[RFC PATCH v5 09/16] watchdog/hardlockup/hpet: Group packages receiving IPIs when needed

From: Ricardo Neri
Date: Tue May 04 2021 - 15:07:57 EST


In order to keep the HPET interrupts of the hardlockup detector at a rate
of one per second or less frequent, the HPET timer only targets one of
the CPUs monitored by the detector. This is the handling CPU. The rest of
the CPUs are monitored via an IPI issued by the handling CPUs.
Furthermore, the monitored CPUs are partitioned into groups.
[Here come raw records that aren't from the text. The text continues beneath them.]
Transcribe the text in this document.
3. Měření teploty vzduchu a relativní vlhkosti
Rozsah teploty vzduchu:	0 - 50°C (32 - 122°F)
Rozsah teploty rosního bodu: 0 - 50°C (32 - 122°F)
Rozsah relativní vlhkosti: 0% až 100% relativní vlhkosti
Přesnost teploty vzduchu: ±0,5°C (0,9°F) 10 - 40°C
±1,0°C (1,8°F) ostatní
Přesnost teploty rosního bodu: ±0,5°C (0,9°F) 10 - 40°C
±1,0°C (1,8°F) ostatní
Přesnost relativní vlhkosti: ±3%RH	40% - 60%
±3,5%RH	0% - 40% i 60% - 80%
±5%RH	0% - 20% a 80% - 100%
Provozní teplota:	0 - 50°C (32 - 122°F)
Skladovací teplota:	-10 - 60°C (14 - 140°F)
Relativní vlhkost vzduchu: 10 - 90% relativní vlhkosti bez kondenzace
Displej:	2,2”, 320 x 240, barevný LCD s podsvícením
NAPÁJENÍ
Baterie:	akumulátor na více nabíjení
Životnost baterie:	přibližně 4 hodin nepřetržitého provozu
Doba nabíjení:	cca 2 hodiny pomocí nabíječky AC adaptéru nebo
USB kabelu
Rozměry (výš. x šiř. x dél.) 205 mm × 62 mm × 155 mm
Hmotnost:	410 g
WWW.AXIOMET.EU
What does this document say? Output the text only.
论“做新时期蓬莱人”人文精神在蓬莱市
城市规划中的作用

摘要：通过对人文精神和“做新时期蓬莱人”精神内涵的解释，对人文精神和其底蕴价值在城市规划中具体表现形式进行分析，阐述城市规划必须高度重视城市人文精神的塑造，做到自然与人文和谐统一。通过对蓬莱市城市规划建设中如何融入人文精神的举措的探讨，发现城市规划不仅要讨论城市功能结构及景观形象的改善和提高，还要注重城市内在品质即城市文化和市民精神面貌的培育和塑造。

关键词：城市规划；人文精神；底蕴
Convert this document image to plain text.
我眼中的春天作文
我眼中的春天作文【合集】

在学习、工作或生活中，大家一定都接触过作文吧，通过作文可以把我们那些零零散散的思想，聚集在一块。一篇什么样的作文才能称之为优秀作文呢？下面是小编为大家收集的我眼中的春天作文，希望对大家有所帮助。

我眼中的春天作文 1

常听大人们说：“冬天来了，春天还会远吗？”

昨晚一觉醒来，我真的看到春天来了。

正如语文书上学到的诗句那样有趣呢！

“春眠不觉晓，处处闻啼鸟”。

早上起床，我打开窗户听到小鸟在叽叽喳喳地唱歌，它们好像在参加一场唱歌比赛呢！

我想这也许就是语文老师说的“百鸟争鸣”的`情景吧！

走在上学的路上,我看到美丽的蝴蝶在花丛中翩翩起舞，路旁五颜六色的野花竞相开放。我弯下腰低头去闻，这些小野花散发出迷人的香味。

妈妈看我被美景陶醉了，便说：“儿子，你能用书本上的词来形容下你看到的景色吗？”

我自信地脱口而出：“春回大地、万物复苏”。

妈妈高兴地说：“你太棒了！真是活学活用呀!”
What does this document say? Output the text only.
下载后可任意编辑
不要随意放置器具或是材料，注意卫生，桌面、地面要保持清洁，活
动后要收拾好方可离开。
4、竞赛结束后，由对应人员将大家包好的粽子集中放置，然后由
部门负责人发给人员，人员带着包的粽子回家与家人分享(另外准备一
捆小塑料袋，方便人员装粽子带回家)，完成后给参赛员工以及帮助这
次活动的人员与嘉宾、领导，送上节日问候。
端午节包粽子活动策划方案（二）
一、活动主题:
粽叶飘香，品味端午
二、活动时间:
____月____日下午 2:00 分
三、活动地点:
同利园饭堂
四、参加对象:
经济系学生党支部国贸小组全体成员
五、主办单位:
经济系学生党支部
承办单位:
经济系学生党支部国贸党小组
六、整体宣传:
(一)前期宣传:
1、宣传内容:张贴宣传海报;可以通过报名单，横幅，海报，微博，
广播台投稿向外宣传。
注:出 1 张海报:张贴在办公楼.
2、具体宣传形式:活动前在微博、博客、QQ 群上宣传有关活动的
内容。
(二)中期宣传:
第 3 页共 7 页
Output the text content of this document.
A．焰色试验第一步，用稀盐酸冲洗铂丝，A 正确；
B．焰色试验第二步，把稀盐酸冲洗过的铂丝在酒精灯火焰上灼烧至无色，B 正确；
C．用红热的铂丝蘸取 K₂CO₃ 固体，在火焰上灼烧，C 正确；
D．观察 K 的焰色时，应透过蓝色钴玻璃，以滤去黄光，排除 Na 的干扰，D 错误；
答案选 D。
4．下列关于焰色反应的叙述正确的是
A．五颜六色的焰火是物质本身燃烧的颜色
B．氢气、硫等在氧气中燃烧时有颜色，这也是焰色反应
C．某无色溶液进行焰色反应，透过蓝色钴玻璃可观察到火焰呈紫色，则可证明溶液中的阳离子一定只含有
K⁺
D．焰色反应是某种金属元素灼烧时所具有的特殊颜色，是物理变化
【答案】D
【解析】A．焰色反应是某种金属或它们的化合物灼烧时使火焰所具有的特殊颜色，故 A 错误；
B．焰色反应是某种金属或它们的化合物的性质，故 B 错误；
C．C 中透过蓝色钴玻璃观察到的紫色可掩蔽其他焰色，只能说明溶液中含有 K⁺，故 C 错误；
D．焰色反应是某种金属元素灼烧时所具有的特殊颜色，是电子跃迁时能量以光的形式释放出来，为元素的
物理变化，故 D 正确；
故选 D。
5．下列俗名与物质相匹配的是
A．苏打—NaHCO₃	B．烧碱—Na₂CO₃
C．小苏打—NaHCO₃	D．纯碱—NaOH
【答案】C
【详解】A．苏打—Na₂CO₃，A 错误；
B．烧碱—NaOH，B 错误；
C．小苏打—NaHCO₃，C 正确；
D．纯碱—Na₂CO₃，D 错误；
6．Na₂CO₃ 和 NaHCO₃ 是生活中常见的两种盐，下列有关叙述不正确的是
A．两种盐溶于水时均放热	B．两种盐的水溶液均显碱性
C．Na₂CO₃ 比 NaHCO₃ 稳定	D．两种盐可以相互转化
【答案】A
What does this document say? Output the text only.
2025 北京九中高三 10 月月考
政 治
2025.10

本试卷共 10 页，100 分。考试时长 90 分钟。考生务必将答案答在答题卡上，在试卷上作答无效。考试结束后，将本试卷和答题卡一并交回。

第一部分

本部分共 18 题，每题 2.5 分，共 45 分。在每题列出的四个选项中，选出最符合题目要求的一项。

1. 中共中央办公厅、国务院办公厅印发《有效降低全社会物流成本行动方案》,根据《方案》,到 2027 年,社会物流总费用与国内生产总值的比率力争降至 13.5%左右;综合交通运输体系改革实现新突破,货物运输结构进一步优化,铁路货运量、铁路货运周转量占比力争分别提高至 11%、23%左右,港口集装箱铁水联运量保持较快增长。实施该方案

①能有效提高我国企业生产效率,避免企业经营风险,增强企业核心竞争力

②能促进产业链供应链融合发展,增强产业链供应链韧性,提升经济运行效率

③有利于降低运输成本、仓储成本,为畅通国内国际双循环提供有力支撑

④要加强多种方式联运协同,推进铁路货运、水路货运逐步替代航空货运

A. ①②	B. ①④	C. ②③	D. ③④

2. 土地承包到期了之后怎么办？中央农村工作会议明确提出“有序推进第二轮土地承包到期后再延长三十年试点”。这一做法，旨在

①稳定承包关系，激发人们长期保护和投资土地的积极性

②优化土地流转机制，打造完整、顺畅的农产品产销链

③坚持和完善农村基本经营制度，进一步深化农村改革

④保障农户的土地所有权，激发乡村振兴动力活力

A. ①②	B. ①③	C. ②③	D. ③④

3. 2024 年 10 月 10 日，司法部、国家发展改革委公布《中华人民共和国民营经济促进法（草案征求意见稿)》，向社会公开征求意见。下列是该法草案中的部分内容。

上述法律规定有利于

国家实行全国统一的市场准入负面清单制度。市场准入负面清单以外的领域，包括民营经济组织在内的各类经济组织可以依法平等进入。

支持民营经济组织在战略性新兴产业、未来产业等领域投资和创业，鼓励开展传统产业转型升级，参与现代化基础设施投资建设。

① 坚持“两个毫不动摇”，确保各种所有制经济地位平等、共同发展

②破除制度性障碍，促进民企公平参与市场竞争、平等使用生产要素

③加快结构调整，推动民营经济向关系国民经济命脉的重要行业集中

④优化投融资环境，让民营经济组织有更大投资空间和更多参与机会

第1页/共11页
Groups are
targeted by the HPET timer in a round-robin manner. A group is composed of
of all the CPUs in a physical package.

There may be situations in which it is not possible to keep the
aforementioned HPET interrupt rate. This may happen if, for instance,
watchdog_thresh is set to 1 second and there are more than one package in
the system. In such case, the HPET timer should expire 1/nr_packages
seconds.

It is possible to keep the HPET timer expiration at one second or less
frequent if the packages receiving the IPI are grouped together. Hence,
in the example above, all packages would be grouped together.

This approach has the drawback of having to issue IPIs across packages
However, these cases should be rare: only when there are more packages
than the value of watchdog_thresh in seconds.

Implement functionality to use the logic above: when the hardlockup
detector is enabled in a CPU, check if grouping is necessary based in the
value of watchdog_thresh. When updating target_cpumask, do it as many
times as packages in the group.

Cc: "H. Peter Anvin" <hpa@xxxxxxxxx>
Cc: Ashok Raj <ashok.raj@xxxxxxxxx>
Cc: Andi Kleen <andi.kleen@xxxxxxxxx>
Cc: Tony Luck <tony.luck@xxxxxxxxx>
Cc: Peter Zijlstra <peterz@xxxxxxxxxxxxx>
Cc: Stephane Eranian <eranian@xxxxxxxxxx>
Cc: "Ravi V. Shankar" <ravi.v.shankar@xxxxxxxxx>
Cc: x86@xxxxxxxxxx
Signed-off-by: Ricardo Neri <ricardo.neri-calderon@xxxxxxxxxxxxxxx>
---
Changes since v4:
* Introduced this patch.

Changes since v3:
* N/A

Changes since v2:
* N/A

Changes since v1:
*N/A
---
arch/x86/include/asm/hpet.h | 6 +++
arch/x86/kernel/watchdog_hld_hpet.c | 75 ++++++++++++++++++++++++-----
2 files changed, 68 insertions(+), 13 deletions(-)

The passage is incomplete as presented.